Janvier 2011 /200
Pierre qui Kroll n’amasse pas mousse
Portrait du dessinateur officiel et incontournable du 15e jour
A chaque fois, il nous faisait le coup du carton de bière ! Le feutre jaillissant d’une poche, il croquait ses amis d’un trait en coup de fouet. Et, insolence ultime aux esprits touchés par les pintes servies en grandes pompes au “Trou Perette”, il restait déjà le plus affûté sur le débat du jour. Qu’il s’agisse du service militaire obligatoire (sacré VDB !), de la hausse du minerval (tiens, donc !), du chômage des jeunes (déjà !), du dernier album de François Béranger (Anastasie, l’ennui m’anesthésie...) ou de nos tribulations sentimentales (Mais non !? Mais si !). L’enseigne de son resto préféré résume l’époque : “Amour, maracas et salami”.

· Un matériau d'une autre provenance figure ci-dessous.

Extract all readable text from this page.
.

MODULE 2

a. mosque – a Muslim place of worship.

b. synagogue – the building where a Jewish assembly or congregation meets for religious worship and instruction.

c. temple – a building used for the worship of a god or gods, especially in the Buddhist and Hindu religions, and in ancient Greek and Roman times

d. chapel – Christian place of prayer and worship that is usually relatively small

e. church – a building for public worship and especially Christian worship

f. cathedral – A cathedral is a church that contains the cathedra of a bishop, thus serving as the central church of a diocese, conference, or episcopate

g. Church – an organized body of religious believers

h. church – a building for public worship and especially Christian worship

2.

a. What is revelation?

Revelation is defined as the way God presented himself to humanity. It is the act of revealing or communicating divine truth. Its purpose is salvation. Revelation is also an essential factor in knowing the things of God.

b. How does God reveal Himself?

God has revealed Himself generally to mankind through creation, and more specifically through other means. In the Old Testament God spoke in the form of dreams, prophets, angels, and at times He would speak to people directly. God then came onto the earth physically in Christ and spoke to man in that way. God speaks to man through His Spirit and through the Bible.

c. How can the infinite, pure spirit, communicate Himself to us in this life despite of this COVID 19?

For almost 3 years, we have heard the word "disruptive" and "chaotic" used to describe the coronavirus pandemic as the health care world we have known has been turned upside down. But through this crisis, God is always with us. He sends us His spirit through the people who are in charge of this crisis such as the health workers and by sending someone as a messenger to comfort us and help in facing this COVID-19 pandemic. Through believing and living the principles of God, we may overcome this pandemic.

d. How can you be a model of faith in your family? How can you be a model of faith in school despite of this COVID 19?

30 années plus tard, Pierre est devenu Kroll mais Kroll est resté Pierre. Arrimé à ses amis, soudé à ses convictions, accroché à ses intuitions, cet empêcheur de penser en rond n’adore rien tant que faire la nique aux idées courtes. Et tailler des croupières aux bien-pensants. Cette fidélité à lui-même, soumise au tribunal impitoyable de ses proches, explique sans doute l’immense succès de son art, justifie la popularité réjouissante de ses caricatures.
Un retour en arrière s’impose à nouveau pour illustrer cette fidélité qui lui sert de viatique. On l’ignore souvent, mais Pierre Kroll est le seul à avoir accompagné le magazine de l’ULg depuis ses débuts. En 1986, dès la conception du P’tit Lu (ancêtre du Quinzième jour, puis du 15e jour du mois), il avait aussitôt répondu à notre appel. Par amitié. Par défi. Par malice. Il entamait alors son fabuleux destin à la RTBF...
Enthousiaste, le recteur Bodson avait accepté cette innovation, cette révolution par l’humour. Elle ne fut pas au goût de tous. « Au départ, je concevais davantage mon travail comme celui d’un caricaturiste potache et non comme un dessinateur au service d’une institution, s’amuse Pierre Kroll. Nous étions une bande de copains, on réalisait un journal assez proche d’une revue d’étudiants avec fraîcheur et enthousiasme. Certains professeurs émérites (ils trouvaient qu’il y avait trop de vulgarité !), certains étudiants (j’avais fait un dessin sur les baptêmes des vétés) se sont plaints de mes dessins. Heureusement, Arthur Bodson n’a jamais eu peur de me laisser une totale liberté. » Par charité laïque, on taira aussi le nom d’un éminent grincheux devenu, depuis lors, le premier fan du trublion...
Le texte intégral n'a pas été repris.